A testing block of was then conducted, lasting around 20–25 minutes. In each trial, the participant was instructed to fixate on the central speaker (marked with a red cross), and to keep their head still. The speech stimulus was presented from one of the 11 loudspeakers, and the participant’s task was to identify which loudspeaker was the source. For each condition, the stimulus was presented from each speaker in a randomised order. This procedure was then repeated four times. Localisation accuracy was calculated as RMS error using the D statistic described by Rakerd and Hartman60. Chance performance level was estimated using a Monte Carlo simulation with 100,000 samples, assuming unbiased responses.

Responses were made verbally and recorded in the control room by the experimenter, who was blinded to the true source of the stimulus. The participant was monitored via webcam, to ensure that they did not move their head, were using the vibrometers in the haptic stimulation conditions, and were not making contact with the vibrometers in the audio only condition. The vibrometers were near silent, but were left on in all conditions to control for any subtle audio cues.

After a break of at least 15 minutes, the participant completed a training block, which was the same as the testing block except that stimuli were presented in a new randomised order and performance feedback was provided on the screen. The screen displayed an illustration of the speaker array (similar to Fig. 3). If the participant was correct, an illustration of the target speaker lit up green. If the participant was incorrect, an illustration of the chosen speaker lit up red, and the target speaker lit up green. In the second session, the participant completed a further training block, followed by a final testing block.

The experimental protocol was approved by the University of Southampton Ethics Committee (ERGO ID: 46201) and the UK National Health Service Research Ethics Service (Integrated Research Application System ID: 256879). All research was performed in accordance with the relevant guidelines and regulations.

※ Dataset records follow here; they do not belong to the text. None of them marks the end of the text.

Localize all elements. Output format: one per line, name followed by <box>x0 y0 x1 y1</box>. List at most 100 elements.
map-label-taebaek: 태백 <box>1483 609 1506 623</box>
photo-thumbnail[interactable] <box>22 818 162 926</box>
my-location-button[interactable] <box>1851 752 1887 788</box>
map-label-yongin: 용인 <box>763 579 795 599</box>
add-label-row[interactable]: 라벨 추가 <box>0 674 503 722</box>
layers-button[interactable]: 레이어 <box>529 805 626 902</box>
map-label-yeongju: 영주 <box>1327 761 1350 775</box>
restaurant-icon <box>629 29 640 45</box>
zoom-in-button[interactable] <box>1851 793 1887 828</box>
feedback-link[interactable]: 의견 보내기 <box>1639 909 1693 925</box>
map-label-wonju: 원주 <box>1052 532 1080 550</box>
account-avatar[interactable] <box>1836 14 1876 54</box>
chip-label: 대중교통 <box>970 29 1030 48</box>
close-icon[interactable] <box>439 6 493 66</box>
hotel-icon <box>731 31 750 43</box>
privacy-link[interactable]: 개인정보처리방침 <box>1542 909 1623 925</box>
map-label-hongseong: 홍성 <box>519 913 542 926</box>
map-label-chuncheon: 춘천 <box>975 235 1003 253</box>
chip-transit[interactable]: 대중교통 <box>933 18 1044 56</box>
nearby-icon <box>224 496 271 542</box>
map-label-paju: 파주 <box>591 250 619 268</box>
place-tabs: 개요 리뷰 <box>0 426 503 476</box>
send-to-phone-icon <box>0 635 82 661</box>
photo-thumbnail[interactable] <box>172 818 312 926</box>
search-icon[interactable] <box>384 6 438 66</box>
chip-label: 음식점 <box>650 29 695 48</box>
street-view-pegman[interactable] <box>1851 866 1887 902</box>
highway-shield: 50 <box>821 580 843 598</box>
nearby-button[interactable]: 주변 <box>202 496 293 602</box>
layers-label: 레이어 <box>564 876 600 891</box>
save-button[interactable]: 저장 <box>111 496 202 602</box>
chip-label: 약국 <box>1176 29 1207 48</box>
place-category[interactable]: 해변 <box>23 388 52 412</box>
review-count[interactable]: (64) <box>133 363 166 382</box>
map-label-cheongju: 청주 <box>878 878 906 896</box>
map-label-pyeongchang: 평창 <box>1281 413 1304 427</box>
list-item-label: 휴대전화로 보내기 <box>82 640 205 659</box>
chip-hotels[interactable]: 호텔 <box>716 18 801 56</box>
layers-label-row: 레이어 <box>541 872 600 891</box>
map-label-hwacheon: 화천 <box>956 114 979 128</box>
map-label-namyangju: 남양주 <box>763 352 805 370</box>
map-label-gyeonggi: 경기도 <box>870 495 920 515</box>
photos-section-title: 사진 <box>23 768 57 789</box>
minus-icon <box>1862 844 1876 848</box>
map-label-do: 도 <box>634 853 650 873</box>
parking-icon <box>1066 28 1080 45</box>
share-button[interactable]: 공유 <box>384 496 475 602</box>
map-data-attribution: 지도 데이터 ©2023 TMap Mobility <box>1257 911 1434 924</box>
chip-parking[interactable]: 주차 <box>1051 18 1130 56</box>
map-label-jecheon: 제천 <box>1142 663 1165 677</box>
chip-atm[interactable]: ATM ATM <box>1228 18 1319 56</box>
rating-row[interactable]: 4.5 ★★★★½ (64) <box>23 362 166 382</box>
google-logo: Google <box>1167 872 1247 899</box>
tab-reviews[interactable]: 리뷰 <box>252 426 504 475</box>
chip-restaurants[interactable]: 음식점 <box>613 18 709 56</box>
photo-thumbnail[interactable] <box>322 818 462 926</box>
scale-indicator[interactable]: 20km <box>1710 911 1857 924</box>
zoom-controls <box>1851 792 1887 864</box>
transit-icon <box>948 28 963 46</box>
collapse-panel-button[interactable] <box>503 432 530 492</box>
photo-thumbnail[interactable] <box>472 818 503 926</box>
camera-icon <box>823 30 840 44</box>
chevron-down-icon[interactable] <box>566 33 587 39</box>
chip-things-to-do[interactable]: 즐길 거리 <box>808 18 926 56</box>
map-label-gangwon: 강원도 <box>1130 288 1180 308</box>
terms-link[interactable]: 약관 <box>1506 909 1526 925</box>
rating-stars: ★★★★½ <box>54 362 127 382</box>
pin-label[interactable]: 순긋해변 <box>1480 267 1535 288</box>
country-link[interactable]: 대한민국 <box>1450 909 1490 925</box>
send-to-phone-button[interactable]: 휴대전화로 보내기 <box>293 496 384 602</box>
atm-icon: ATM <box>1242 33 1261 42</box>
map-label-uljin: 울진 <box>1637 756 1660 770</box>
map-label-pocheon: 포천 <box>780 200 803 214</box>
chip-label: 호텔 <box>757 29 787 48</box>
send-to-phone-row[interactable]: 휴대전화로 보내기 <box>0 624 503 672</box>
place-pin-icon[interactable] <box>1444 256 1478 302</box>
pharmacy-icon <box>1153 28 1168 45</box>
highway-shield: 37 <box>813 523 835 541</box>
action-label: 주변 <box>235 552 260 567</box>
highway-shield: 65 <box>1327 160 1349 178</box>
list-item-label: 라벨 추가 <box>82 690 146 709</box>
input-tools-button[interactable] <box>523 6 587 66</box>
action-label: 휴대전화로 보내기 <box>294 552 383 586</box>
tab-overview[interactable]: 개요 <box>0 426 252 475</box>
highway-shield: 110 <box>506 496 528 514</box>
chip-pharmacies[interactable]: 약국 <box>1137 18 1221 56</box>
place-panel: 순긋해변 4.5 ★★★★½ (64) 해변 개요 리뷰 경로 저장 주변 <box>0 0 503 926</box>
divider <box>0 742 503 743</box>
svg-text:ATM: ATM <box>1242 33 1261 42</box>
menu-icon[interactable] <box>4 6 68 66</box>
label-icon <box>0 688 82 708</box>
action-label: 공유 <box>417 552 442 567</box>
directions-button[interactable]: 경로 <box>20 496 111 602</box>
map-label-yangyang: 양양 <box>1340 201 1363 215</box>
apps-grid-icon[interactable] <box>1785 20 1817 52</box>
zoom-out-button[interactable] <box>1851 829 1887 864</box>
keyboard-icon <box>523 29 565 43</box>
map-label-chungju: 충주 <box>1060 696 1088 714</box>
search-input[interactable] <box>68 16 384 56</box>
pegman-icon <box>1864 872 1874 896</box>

Performance was calculated as RMS error from the target location in degrees arc for all trials in each condition within a session60. Primary analysis of performance on the spatial hearing task consisted of a 3 × 2 repeated measures analysis of variance (ANOVA) with factors ‘Condition’ (Audio-only, Audio-haptic, or Haptic-only) and ‘Session’ (before or after training). Mauchly’s test indicated that the assumption of sphericity had been violated (χ2(2) = 15.5, p < 0.001), so degrees of freedom were corrected using Greenhouse-Geisser estimates of sphericity (ε = 0.56). The ANOVA used an alpha level of 0.05. Post-hoc two-tailed t-tests were conducted to investigate these effects. Nine two-tailed paired-samples t-tests (with a Bonferroni-Holm correction for multiple comparisons) were used to investigate performance across the three conditions and two sessions. Five two-tailed independent samples t-tests (also with a Bonferroni-Holm correction) were conducted to analyse differences in performance between the seven unilateral and five bimodal CI users who took part in the study.